I was staring at you from my window across the quad. I wanted to let you know so it's not creepy
Why I am the classiest girl you know: just mixed drinks for everyone on the baby changing station at the movie theater.
Just remembered throwing your phone at your face in a half-drunk stupor the other morning when your alarm went off. Thought I should apologize.
I walked into my house this morning to find an 18 pack on the counter. I think that's gods way of ringing the bell for round two.
Restaurants Roasting People Who Gave Them Negative Yelp Reviews (25 Pics)
Drawing dicks in the frost on people's windshields is a rare joy I allow myself while walking to my 8 AM class.
we just ordered 30 dollars worth of french fries...whats wrong with us?
Between cock and motorcycle I'm glad I don't have to sit at work tomorrow
someone lit off fireworks while I puked in the street. I was like congratulating me for making it through homecoming.
I'm glad I booty called you last night. It was nice to see you and talk, in between all the sex...

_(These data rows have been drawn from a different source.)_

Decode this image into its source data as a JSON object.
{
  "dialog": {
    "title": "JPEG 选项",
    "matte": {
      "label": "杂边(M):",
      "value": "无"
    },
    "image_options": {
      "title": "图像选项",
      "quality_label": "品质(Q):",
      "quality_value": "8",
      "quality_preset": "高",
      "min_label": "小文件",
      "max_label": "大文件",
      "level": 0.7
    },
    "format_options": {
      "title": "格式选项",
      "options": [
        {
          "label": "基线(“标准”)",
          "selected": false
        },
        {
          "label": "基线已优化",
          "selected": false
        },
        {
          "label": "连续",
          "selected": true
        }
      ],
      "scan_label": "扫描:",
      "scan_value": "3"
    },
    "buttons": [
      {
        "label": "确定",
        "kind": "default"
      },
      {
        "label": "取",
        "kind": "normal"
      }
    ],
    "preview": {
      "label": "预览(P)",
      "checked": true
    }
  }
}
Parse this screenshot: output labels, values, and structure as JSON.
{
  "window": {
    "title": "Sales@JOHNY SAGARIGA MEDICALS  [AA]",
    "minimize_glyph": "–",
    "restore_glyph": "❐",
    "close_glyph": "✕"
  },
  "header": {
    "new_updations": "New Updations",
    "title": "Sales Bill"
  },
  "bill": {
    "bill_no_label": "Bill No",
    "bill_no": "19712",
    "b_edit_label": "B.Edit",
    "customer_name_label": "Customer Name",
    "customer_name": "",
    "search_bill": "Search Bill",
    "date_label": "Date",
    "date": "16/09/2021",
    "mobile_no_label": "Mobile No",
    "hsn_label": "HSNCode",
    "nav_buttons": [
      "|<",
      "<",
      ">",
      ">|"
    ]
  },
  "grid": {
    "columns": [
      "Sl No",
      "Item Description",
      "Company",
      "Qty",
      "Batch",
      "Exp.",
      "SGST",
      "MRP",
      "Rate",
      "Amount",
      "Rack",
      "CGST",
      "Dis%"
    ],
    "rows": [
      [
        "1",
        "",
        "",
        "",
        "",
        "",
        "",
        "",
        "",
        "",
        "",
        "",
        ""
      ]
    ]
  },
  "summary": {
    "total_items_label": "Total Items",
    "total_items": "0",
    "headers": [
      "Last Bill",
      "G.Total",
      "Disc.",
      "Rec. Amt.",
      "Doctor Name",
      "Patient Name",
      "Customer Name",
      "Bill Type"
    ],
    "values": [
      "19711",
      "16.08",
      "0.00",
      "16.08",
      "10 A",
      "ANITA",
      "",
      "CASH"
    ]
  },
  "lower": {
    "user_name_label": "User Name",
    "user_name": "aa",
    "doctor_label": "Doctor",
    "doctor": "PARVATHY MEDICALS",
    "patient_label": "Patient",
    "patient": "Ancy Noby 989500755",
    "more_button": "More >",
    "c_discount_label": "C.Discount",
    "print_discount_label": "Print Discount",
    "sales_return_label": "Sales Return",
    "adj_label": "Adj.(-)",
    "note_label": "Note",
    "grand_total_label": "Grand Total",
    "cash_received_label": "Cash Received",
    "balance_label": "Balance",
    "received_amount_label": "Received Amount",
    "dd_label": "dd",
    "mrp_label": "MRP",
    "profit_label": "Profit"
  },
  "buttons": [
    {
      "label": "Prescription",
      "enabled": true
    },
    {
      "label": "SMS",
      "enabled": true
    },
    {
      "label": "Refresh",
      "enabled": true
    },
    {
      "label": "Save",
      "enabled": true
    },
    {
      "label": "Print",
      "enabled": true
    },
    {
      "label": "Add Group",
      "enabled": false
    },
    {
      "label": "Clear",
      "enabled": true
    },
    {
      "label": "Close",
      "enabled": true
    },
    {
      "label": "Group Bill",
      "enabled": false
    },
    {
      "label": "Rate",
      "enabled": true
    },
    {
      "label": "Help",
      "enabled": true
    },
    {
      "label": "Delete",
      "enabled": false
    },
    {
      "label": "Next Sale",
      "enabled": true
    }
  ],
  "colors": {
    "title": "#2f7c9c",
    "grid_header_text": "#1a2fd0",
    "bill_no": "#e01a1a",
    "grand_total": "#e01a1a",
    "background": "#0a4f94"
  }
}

Woman Posts Harassing DMs From Creep Online, Now He’s Upset Because People Told His Mom
GO AHEAD, BITCH, GLARE AT MY WAFFLE ONE MORE TIME. I WILL FUCK YOU UP.
You're dating a nurse! That's smart, you never know when you'll have a medical emergency. Probably liver failure.
I will buy you batman underwear babe. I'll make sure you wear them every time we have to adult.
Gay?
German.
Pity.
I said I wanted pizza tattoo on my ass and the tattooist asked me what I wanted on it.
I think the hamburger goblin stole my cigarettes. I left my purse behind her table and they're not in it now.